The ongoing thoughts of an art teacher in China - and home in Sydney

A continuing diary about my travels in China, and thoughts about China and Chinese art from home and abroad

Friday, June 3, 2011

books books and more books about chinese art

Tao Aimin, Book of Women, Installation and Performance


I am a little bit obsessed with bookdepository.com and cannot seem to stop myself buying books about Chinese contemporary art. I keep telling myself that it is all for the purpose of writing my research paper and summarising the results of my travelling scholarship but really I have just become an obsessive collector of all things related to the Chinese art world. Was thrilled to find that my fabulous book of essays from Timezone 8 in Beijing arrived within a week, and today I came home to find yet another package on my doorstep, 'China Under Construction: Contemporary Art from the People's Republic' edited by curator and critic Maya Kovskaya. It includes fantastic photography by Zhan Wang and documentation of performance art by Han Bing

http://xpia.com/showcaase/a7a_black/series.asp?aa_series_id=49&member_id=24195,

as well as Tao Aimin's 'Book of Women', an installation created of rural women's washboards, tied with jute cord and arranged in unlikely sites.

Zhan Wang, Scholar Rock

Han Bing, Me and My Cabbage at Suma Bay - documentation of performance

Kovskaya's catalogue essay positions post 1990s art as moving beyond the 'easy' exoticism and Mao-era tropes of the Political Pop and Cynical Realist Artists, which she identifies as a kind of colonialist or orientalist discourse.

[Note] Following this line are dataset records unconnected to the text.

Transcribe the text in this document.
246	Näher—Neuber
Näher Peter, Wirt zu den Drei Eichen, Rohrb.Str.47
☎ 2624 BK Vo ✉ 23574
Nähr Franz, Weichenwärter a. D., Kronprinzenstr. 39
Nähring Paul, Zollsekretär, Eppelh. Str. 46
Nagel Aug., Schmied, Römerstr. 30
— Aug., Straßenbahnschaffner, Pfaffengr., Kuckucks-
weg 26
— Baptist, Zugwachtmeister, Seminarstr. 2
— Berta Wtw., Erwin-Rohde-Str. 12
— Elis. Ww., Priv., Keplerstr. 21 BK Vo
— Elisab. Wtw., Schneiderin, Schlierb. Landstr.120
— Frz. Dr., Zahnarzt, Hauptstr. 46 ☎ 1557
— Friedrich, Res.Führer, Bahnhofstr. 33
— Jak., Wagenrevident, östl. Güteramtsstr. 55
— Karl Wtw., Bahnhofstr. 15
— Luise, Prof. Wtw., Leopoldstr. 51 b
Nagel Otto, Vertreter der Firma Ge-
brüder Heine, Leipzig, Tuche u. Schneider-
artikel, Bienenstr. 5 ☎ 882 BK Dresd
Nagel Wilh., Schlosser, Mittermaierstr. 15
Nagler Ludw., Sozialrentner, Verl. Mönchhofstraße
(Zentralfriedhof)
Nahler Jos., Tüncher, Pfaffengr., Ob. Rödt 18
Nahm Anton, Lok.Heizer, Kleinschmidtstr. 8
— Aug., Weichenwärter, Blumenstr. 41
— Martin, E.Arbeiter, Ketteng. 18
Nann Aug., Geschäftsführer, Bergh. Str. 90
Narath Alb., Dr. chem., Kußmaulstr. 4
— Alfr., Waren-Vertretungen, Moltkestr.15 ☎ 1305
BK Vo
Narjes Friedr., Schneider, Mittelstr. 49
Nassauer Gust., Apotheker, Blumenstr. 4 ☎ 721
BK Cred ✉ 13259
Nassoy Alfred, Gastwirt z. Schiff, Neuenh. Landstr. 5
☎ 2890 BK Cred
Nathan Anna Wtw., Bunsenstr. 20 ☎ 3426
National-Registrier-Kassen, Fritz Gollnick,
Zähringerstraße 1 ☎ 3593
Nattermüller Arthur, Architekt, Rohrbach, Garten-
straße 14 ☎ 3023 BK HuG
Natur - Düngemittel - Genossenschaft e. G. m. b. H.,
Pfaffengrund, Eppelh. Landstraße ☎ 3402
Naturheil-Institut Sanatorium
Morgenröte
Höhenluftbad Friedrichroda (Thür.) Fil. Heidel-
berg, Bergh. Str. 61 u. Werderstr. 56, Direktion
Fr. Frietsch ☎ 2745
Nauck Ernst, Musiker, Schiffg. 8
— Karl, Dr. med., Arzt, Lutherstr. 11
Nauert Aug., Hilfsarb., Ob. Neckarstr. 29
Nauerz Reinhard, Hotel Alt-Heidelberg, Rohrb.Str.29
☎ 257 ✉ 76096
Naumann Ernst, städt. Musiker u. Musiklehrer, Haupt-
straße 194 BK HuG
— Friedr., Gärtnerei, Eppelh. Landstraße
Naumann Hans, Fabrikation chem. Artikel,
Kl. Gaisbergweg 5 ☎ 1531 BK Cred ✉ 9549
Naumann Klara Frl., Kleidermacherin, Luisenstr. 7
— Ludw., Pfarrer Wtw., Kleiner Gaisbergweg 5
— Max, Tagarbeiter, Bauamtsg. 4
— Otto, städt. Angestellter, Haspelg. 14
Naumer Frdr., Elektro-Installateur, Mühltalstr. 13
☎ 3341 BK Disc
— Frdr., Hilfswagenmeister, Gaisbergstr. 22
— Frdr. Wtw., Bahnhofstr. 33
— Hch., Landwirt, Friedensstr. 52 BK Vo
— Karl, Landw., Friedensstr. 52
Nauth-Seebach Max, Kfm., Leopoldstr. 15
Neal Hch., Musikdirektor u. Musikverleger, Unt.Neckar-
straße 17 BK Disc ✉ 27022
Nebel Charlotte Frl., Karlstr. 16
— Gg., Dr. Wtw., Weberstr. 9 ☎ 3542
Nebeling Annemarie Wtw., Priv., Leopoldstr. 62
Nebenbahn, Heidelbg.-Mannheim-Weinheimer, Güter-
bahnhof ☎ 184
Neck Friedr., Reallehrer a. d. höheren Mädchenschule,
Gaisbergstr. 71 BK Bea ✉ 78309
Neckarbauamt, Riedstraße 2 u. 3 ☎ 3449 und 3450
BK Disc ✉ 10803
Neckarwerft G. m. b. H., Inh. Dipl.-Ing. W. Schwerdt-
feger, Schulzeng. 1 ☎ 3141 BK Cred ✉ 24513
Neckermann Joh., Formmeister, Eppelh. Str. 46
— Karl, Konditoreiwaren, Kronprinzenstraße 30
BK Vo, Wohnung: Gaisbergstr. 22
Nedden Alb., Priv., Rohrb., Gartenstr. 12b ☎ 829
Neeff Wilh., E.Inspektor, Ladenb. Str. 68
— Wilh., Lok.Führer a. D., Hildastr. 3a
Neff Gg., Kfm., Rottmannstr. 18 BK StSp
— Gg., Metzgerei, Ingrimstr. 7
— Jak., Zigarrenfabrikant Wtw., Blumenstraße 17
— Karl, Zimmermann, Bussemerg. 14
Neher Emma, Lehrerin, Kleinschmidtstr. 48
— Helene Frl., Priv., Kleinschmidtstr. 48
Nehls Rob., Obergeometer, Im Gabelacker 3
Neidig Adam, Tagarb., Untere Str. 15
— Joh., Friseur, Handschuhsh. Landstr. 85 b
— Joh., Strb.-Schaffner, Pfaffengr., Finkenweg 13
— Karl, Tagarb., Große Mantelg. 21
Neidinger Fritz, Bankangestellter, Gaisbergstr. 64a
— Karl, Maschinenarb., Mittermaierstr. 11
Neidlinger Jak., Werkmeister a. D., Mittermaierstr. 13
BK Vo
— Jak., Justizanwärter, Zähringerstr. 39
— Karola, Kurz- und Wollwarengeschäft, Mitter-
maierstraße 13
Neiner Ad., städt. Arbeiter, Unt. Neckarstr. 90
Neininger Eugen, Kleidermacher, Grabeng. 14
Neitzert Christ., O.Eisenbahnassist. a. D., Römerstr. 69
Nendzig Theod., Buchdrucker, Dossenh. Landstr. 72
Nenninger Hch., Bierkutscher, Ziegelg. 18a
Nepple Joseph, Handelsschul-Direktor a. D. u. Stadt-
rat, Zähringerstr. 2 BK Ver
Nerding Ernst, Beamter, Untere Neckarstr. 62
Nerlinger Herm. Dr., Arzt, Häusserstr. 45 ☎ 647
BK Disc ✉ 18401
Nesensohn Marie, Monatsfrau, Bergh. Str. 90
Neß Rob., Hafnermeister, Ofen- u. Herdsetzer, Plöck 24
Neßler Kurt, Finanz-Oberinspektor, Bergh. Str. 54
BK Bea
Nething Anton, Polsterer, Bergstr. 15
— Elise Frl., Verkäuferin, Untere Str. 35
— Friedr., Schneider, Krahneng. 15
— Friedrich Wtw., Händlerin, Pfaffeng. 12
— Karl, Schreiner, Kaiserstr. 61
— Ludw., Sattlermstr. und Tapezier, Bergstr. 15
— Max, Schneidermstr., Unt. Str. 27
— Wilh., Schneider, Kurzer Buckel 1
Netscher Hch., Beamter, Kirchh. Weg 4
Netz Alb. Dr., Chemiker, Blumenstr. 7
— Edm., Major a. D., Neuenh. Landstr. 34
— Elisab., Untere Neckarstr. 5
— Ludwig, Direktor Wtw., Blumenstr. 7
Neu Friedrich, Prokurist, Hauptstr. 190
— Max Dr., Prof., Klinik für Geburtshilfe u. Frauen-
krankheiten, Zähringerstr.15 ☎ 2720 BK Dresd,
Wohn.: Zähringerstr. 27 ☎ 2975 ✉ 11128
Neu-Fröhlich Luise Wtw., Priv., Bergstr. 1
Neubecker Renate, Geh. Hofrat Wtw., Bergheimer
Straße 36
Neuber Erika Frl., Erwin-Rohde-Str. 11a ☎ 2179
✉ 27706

New art in China is art made in and about a world which is 'no longer an insular, autarchic world, but rather a globalising, chaotic world where the old divisions no longer make sense and "signs of the times" engage in regular and bi-directional border crossings.'

I am especially interested in the work of Tao Aimin, given my interest in finding female artists to interview whilst I was in China, and the incomprehension with which my questions about any kind of gender divide were met by most  people I spoke to, both male and female.Here is an article about her from NY Arts Magazine:

http://www.nyartsmagazine.com/index.php?option=com_content&view=article&id=5326:tao-aimins-anthropological-art-luna-fenichel&catid=94:november-december-2006&Itemid=707

 Tao Amin collected hundreds of wooden washboards from rural women, and has used them in a series of installation works relating to the repetitive and exhausting labor of their lives - a kind of homage to their invisibility. They have the appearance of ancient calligraphy scrolls, and in that way her work can be connected to that of Gu Wenda or Xu Bing. They are also a comment about the lack of literacy of the women who used them - this 'book' of women is written with the memory of their labor in the daily objects they used each day.